Goals, catch-up and the HOW of multi-syllabic language

My last blog focused on reading fallback that has more to do with language than reading skills alone – multi-syllabic words as barriers to reading beyond a RA of about nine plus. Teachers and SENCOs are their wit’s end – just what are they to do? How can they best enable pupils who arrive in secondary school with RAs below expected levels to catch up – and fully access cross-curricular learning? I am currently supporting a school with this problem. 

Firstly, we identified sub-components which, when combined, enable reading to develop as a wholistic process, to support subject-based learning:

  1. PHONICS: from CVC, CVCC (milk), CCVC (stop), plus range of vowel digraphs, plural and tense endings (ing, es, ed) – leading to multi-syllabic, with prefixes/suffixes.

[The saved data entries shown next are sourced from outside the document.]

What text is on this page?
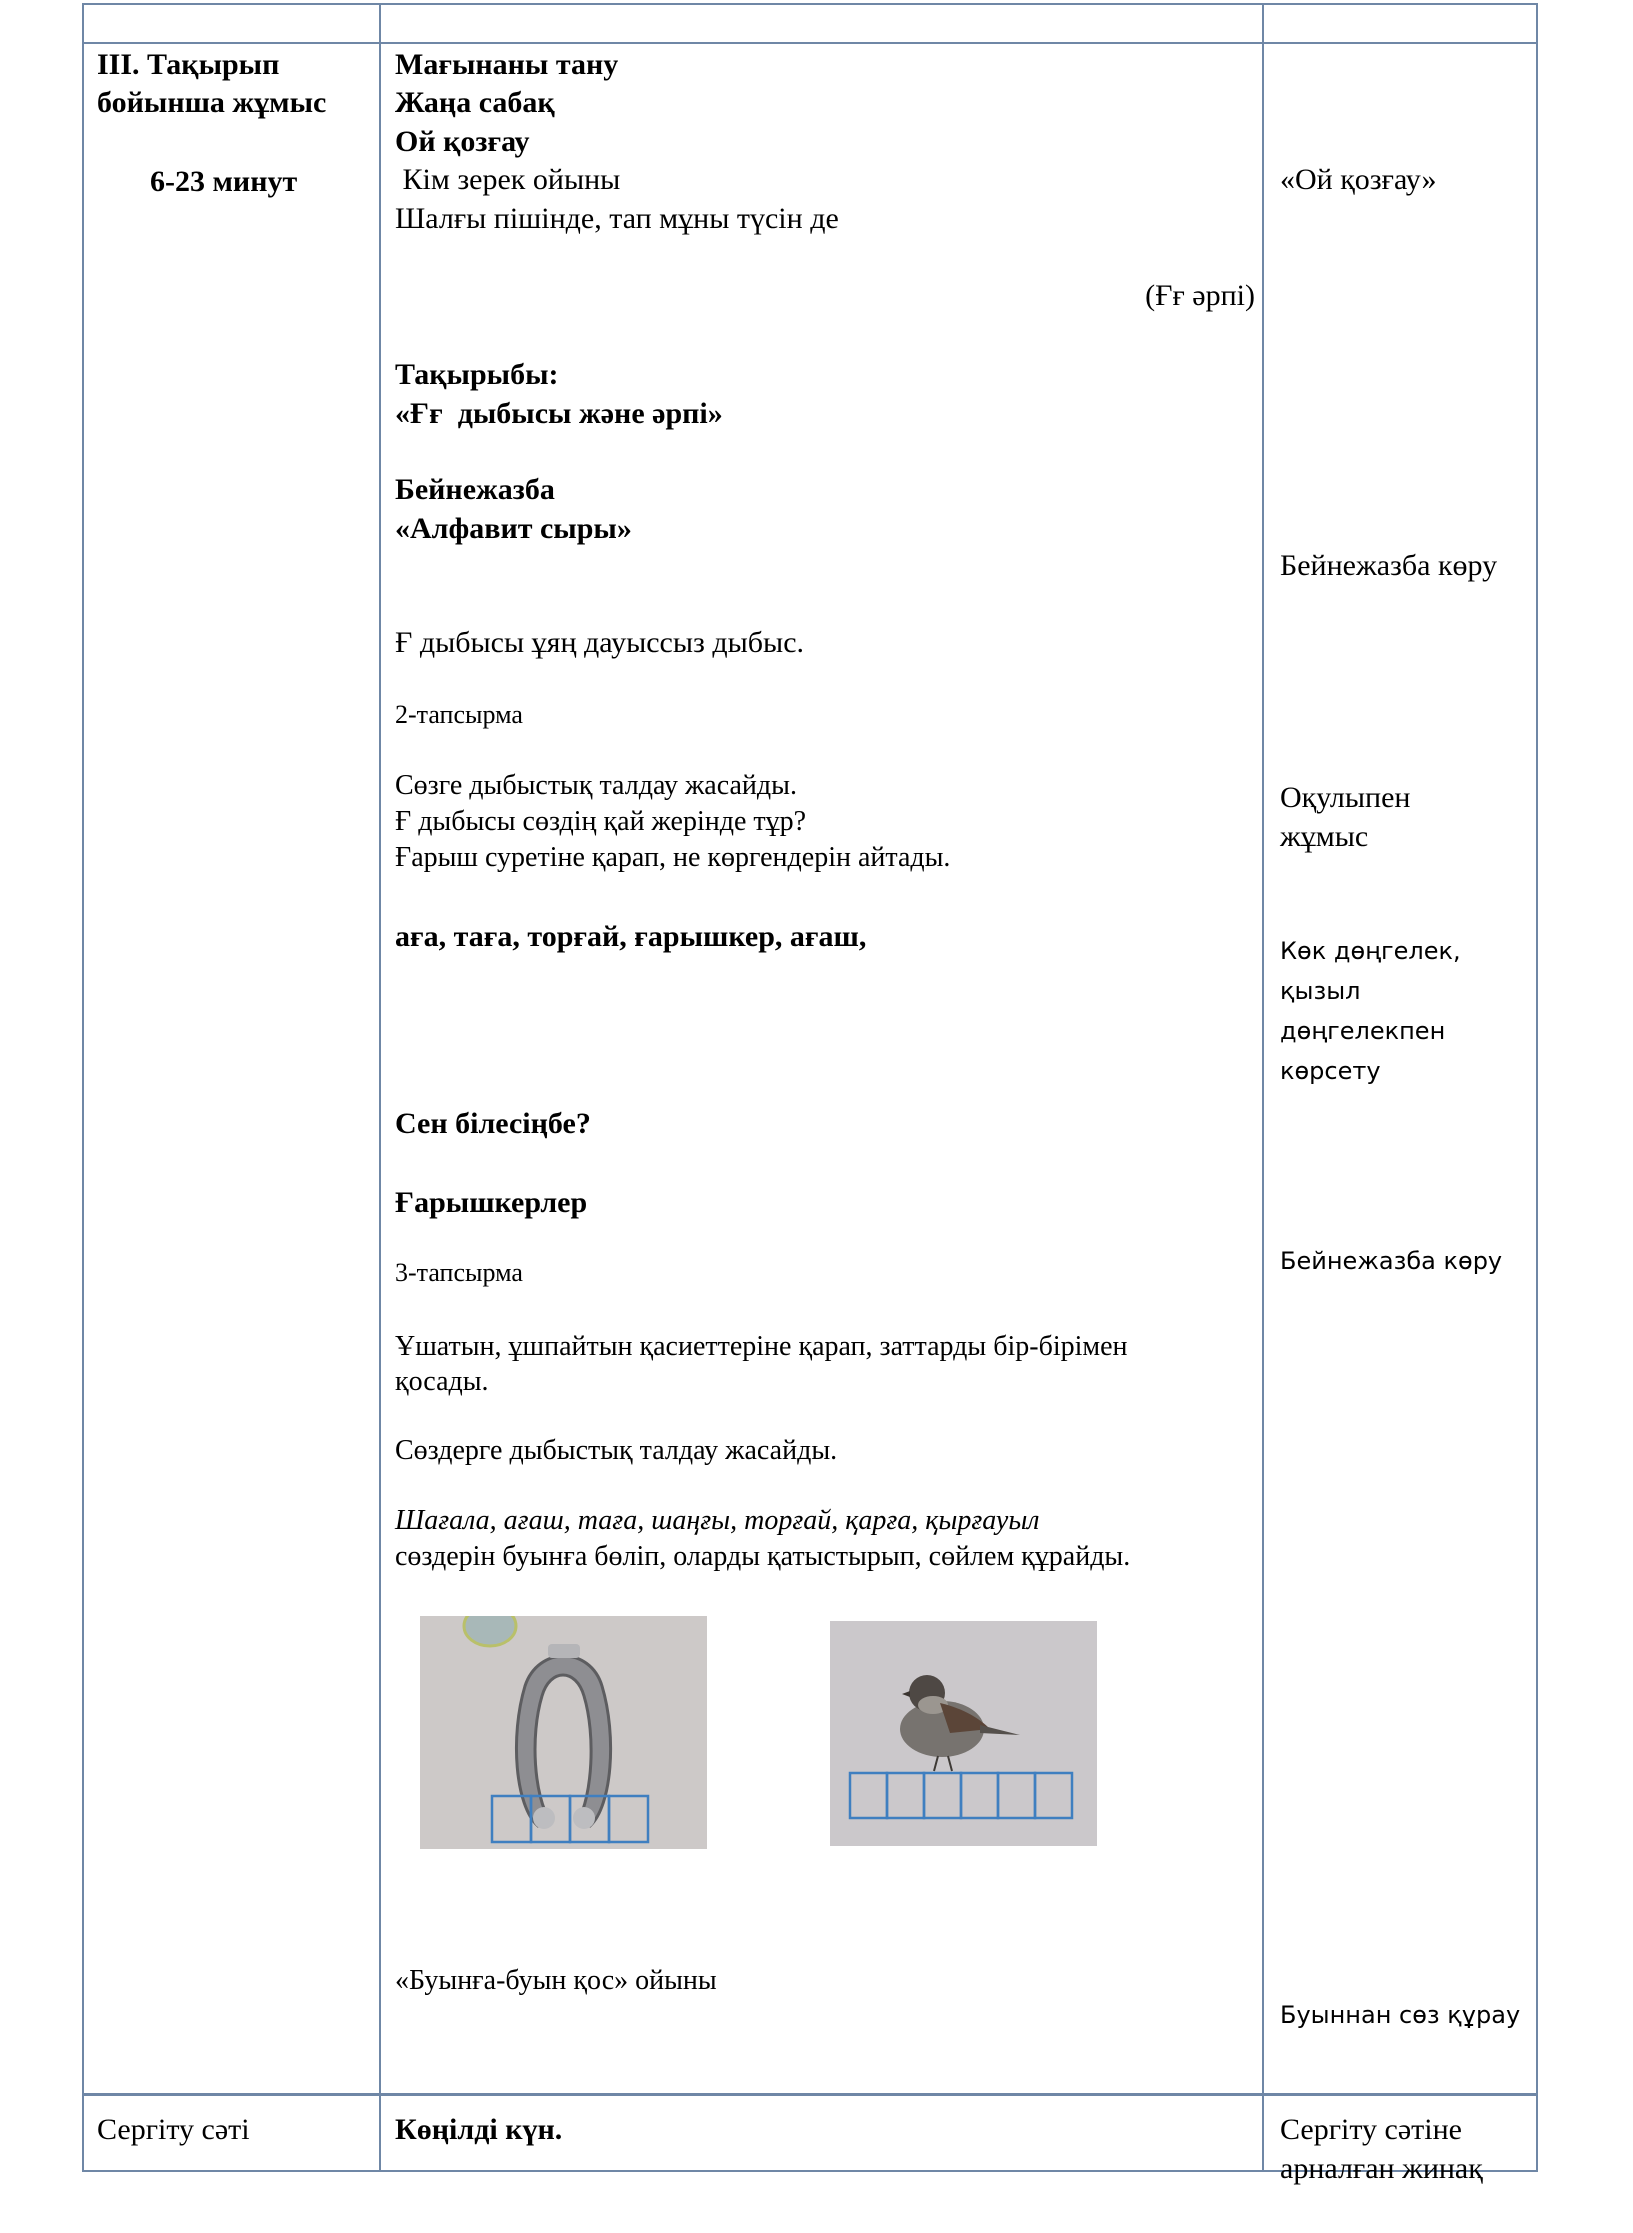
III. Тақырып
бойынша жұмыс
6-23 минут
Мағынаны тану
Жаңа сабақ
Ой қозғау
Кім зерек ойыны
Шалғы пішінде, тап мұны түсін де
(Ғғ әрпі)
Тақырыбы:
«Ғғ  дыбысы және әрпі»
Бейнежазба
«Алфавит сыры»
Ғ дыбысы ұяң дауыссыз дыбыс.
2-тапсырма
Сөзге дыбыстық талдау жасайды.
Ғ дыбысы сөздің қай жерінде тұр?
Ғарыш суретіне қарап, не көргендерін айтады.
аға, тағa, торғай, ғарышкер, ағаш,
Сен білесіңбе?
Ғарышкерлер
3-тапсырма
Ұшатын, ұшпайтын қасиеттеріне қарап, заттарды бір-бірімен
қосады.
Сөздерге дыбыстық талдау жасайды.
Шағала, ағаш, таға, шаңғы, торғай, қарға, қырғауыл
сөздерін буынға бөліп, оларды қатыстырып, сөйлем құрайды.
«Буынға-буын қос» ойыны
«Ой қозғау»
Бейнежазба көру
Оқулыпен
жұмыс
Көк дөңгелек,
қызыл
дөңгелекпен
көрсету
Бейнежазба көру
Буыннан сөз құрау
Сергіту сәті	Көңілді күн.	Сергіту сәтіне
арналған жинақ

Could use ‘nonsense’ words to teach (choiling, skomped) , as learning focus is on decoding – not meaning. 

2: BME structure and morphology: Can pupils decode single-syllable words as beginning, middle and end (t/ea/ch, cr/ou/ch) – knowing that vowel digraphs are mainly in the middle? Can they build on BME, to read longer words using morphology (units of meaning – crouching? Teachers?) – as fundamental building blocks for comprehension?

3: Sight words: instant, speedy recognition of common whole words (about 200)? 

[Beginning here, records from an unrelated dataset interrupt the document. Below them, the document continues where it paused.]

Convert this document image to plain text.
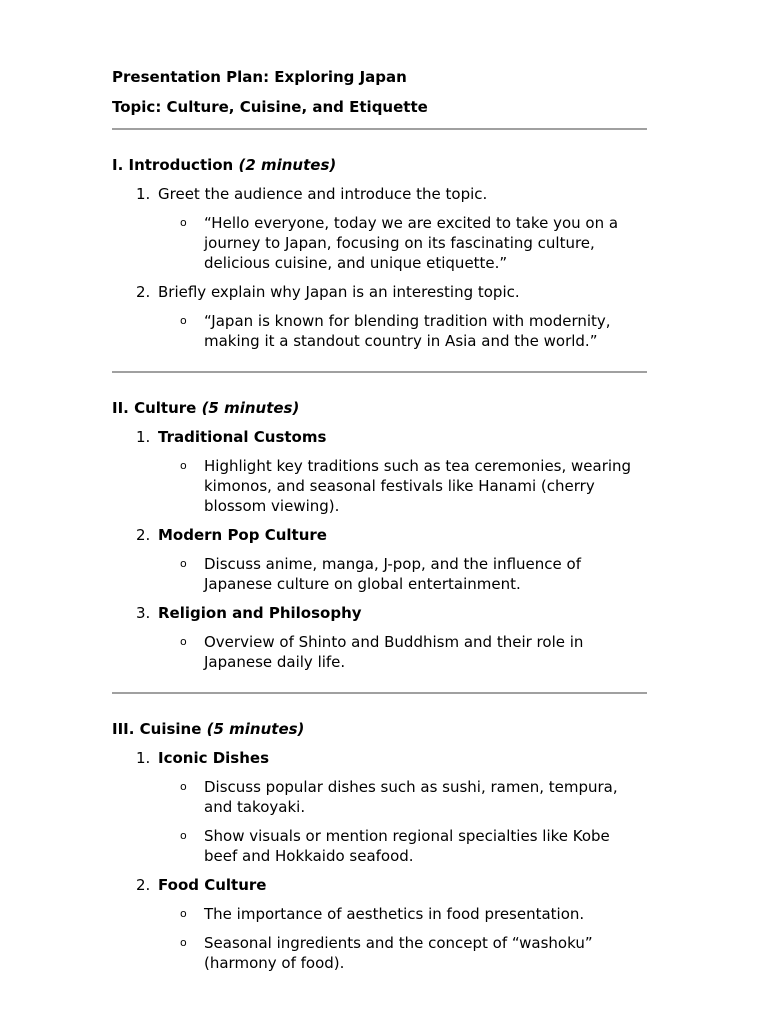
Presentation Plan: Exploring Japan
Topic: Culture, Cuisine, and Etiquette
I. Introduction (2 minutes)
1. Greet the audience and introduce the topic.
o	“Hello everyone, today we are excited to take you on a journey to Japan, focusing on its fascinating culture, delicious cuisine, and unique etiquette.”
2. Briefly explain why Japan is an interesting topic.
o	“Japan is known for blending tradition with modernity, making it a standout country in Asia and the world.”
II. Culture (5 minutes)
1. Traditional Customs
o	Highlight key traditions such as tea ceremonies, wearing kimonos, and seasonal festivals like Hanami (cherry blossom viewing).
2. Modern Pop Culture
o	Discuss anime, manga, J-pop, and the influence of Japanese culture on global entertainment.
3. Religion and Philosophy
o	Overview of Shinto and Buddhism and their role in Japanese daily life.
III. Cuisine (5 minutes)
1. Iconic Dishes
o	Discuss popular dishes such as sushi, ramen, tempura, and takoyaki.
o	Show visuals or mention regional specialties like Kobe beef and Hokkaido seafood.
2. Food Culture
o	The importance of aesthetics in food presentation.
o	Seasonal ingredients and the concept of “washoku” (harmony of food).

4: Context cueing – for unfamiliar word meanings, and general understanding of text

5: Building up multi-syllabic words – function/meaning of different prefixes and suffixes

6: Learning subject vocabulary and concepts – as part of 5. 

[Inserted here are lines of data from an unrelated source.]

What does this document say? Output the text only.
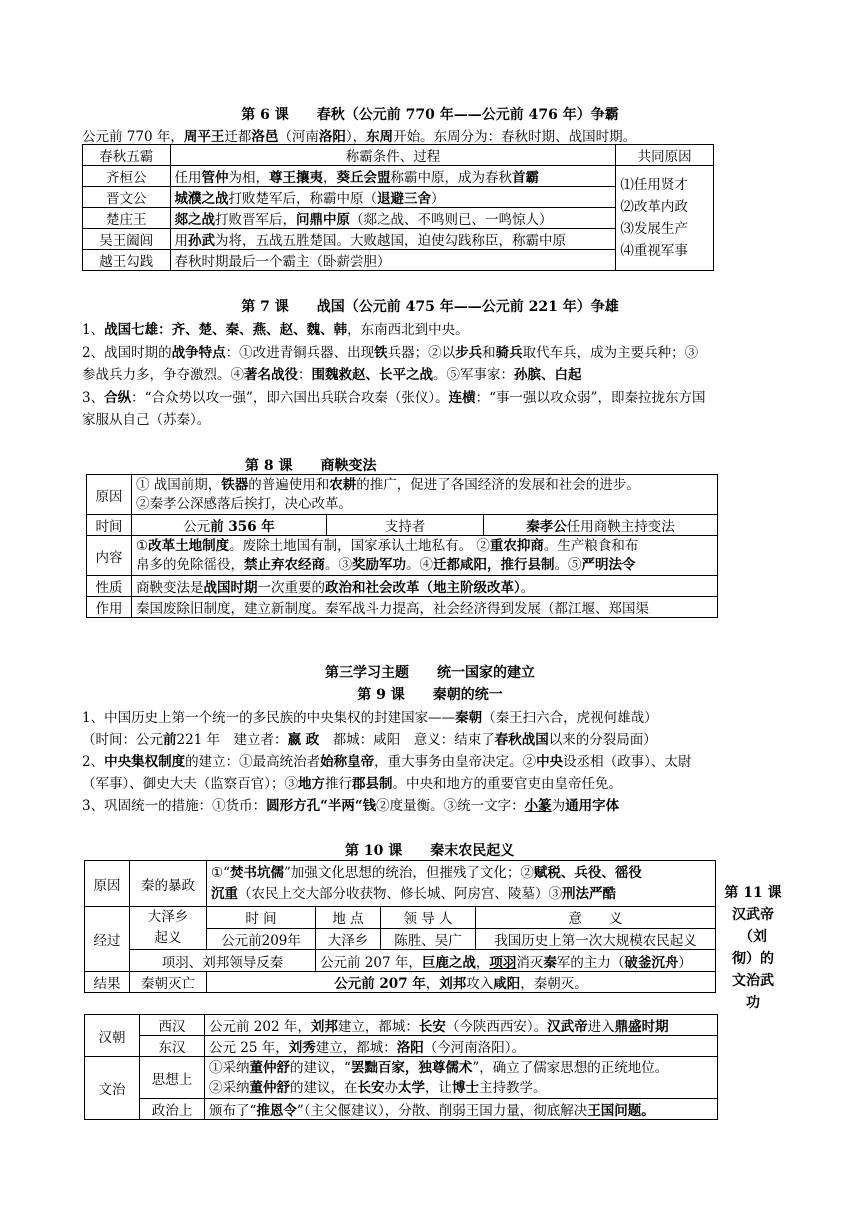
第 6 课　　春秋（公元前 770 年——公元前 476 年）争霸
公元前 770 年，周平王迁都洛邑（河南洛阳），东周开始。东周分为：春秋时期、战国时期。
春秋五霸	称霸条件、过程	共同原因
齐桓公	任用管仲为相，尊王攘夷，葵丘会盟称霸中原，成为春秋首霸	⑴任用贤才
⑵改革内政
⑶发展生产
⑷重视军事

晋文公	城濮之战打败楚军后，称霸中原（退避三舍）	
楚庄王	郯之战打败晋军后，问鼎中原（郯之战、不鸣则已、一鸣惊人）	
吴王阖闾	用孙武为将，五战五胜楚国。大败越国，迫使勾践称臣，称霸中原	
越王勾践	春秋时期最后一个霸主（卧薪尝胆）	
第 7 课　　战国（公元前 475 年——公元前 221 年）争雄
1、战国七雄：齐、楚、秦、燕、赵、魏、韩，东南西北到中央。
2、战国时期的战争特点：①改进青铜兵器、出现铁兵器；②以步兵和骑兵取代车兵，成为主要兵种；③
参战兵力多，争夺激烈。④著名战役：围魏救赵、长平之战。⑤军事家：孙膑、白起
3、合纵：“合众势以攻一强”，即六国出兵联合攻秦（张仪）。连横：“事一强以攻众弱”，即秦拉拢东方国
家服从自己（苏秦）。
第 8 课　　商鞅变法
原因	① 战国前期，铁器的普遍使用和农耕的推广，促进了各国经济的发展和社会的进步。
②秦孝公深感落后挨打，决心改革。		

时间	公元前 356 年	支持者	秦孝公任用商鞅主持变法
内容	①改革土地制度。废除土地国有制，国家承认土地私有。 ②重农抑商。生产粮食和布
帛多的免除徭役，禁止弃农经商。③奖励军功。④迁都咸阳，推行县制。⑤严明法令		

性质	商鞅变法是战国时期一次重要的政治和社会改革（地主阶级改革）。		
作用	秦国废除旧制度，建立新制度。秦军战斗力提高，社会经济得到发展（都江堰、郑国渠		
第三学习主题　　统一国家的建立
第 9 课　　秦朝的统一
1、中国历史上第一个统一的多民族的中央集权的封建国家——秦朝（秦王扫六合，虎视何雄哉）
（时间：公元前221 年　建立者：嬴 政　都城：咸阳　意义：结束了春秋战国以来的分裂局面）
2、中央集权制度的建立：①最高统治者始称皇帝，重大事务由皇帝决定。②中央设丞相（政事）、太尉
（军事）、御史大夫（监察百官）；③地方推行郡县制。中央和地方的重要官吏由皇帝任免。
3、巩固统一的措施：①货币：圆形方孔“半两“钱②度量衡。③统一文字：小篆为通用字体
第 10 课　　秦末农民起义
原因	秦的暴政	①“焚书坑儒”加强文化思想的统治，但摧残了文化；②赋税、兵役、徭役
沉重（农民上交大部分收获物、修长城、阿房宫、陵墓）③刑法严酷			

经过	大泽乡
起义	时 间	地 点	领 导 人	意　　义
		公元前209年	大泽乡	陈胜、吴广	我国历史上第一次大规模农民起义
	项羽、刘邦领导反秦		公元前 207 年，巨鹿之战，项羽消灭秦军的主力（破釜沉舟）		
结果	秦朝灭亡	公元前 207 年，刘邦攻入咸阳，秦朝灭。			
第 11 课
汉武帝
（刘
彻）的
文治武
功
汉朝	西汉	公元前 202 年，刘邦建立，都城：长安（今陕西西安）。汉武帝进入鼎盛时期
	东汉	公元 25 年，刘秀建立，都城：洛阳（今河南洛阳）。
文治	思想上	①采纳董仲舒的建议，“罢黜百家，独尊儒术”，确立了儒家思想的正统地位。
②采纳董仲舒的建议，在长安办太学，让博士主持教学。

	政治上	颁布了“推恩令”（主父偃建议），分散、削弱王国力量，彻底解决王国问题。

7: Developing breadth and depth of comprehension.

HOW can these sub-components be developed through a combination of class-based learning with reading focus, plus with-drawn intervention? A thorny question, given the constraints of time. Some ideas:

  • Teach specific subject vocabulary, for each topic or lesson – read/spell
  • Link with general work on prefix/suffix, and building syllables
  • Teach prefix/suffix meanings, how they change word categories – eg. verb to noun (devote, devotion) – as part of morphology
  • How single-syllable parts build multi-syllabic wholes (con- tem-plate)
  • Same words having different meanings – reflect (think) or reflect from mirror? Reason why context cueing for comprehension is important. From sentence meaning – is it tear or tear? 
  • Use Cloze to develop context cue skills: with word selections to choose from at first, then, when pupils used to the idea – could insert own missing words in spaces
  • Identify and teach aspects of comprehension for each subject topic – main idea, details, cause/effect, sequence, comparison – using subject-based texts? 
  • Develop depth of comprehension (linked to aspects) – literal, inferential, evaluative 
  • Use fun activities where possible: snap, word jigsaws, bingo, word pairs, and working in pairs or groups (for Cloze work?) – visual and kinaesthetic.
  • How can technology, with other strategies/resources, operate together?

Reading must become a whole school issue, involving every member of staff, whatever their subject. When the whole school comes together to attack the problem, striving towards the same catch-up goals, using similar strategies – every single teacher and TA benefits from the collective endeavour. 

Who teaches what, from the above list of suggested skill areas? Maybe it’s for different schools to decide where, amongst the whole workforce, key skills lie, and how these can be utilised most effectively and efficiently to achieve success. 

But are mere goals ever enough, without clear strategies and determination to achieve them? About twenty years ago, the National Literacy Strategy set a goal for 80% of primary pupils to achieve Level 4, the expected standards at that time for 11 year olds. That goal has still not been met across the country – hence the huge proportion of pupils with lower than average literacy arriving in our secondary schools. A new goal, part of the proposed SEND Review, is for 90% of 11 year olds to reach the expected standards in Year 6 SATS by 2030.  

I hope the Government is now happily beavering away to set out strategies for enabling this new goal to be achieved. Meanwhile, what needs to happen during these intervening years for the thousands of young people already failed by the system, to catch-up? If this new Government goal IS reached (do we need a miracle?) secondary teachers can then get on with their main task – that of teaching the National Curriculum and enabling every child to succeed.  

In the meantime, I am enjoying working with staff in one disadvantaged school, helping students, not only to catch up with reading, but use these newly-acquired skills to fully access the NC. 

My next few blogs will report back on how we get on.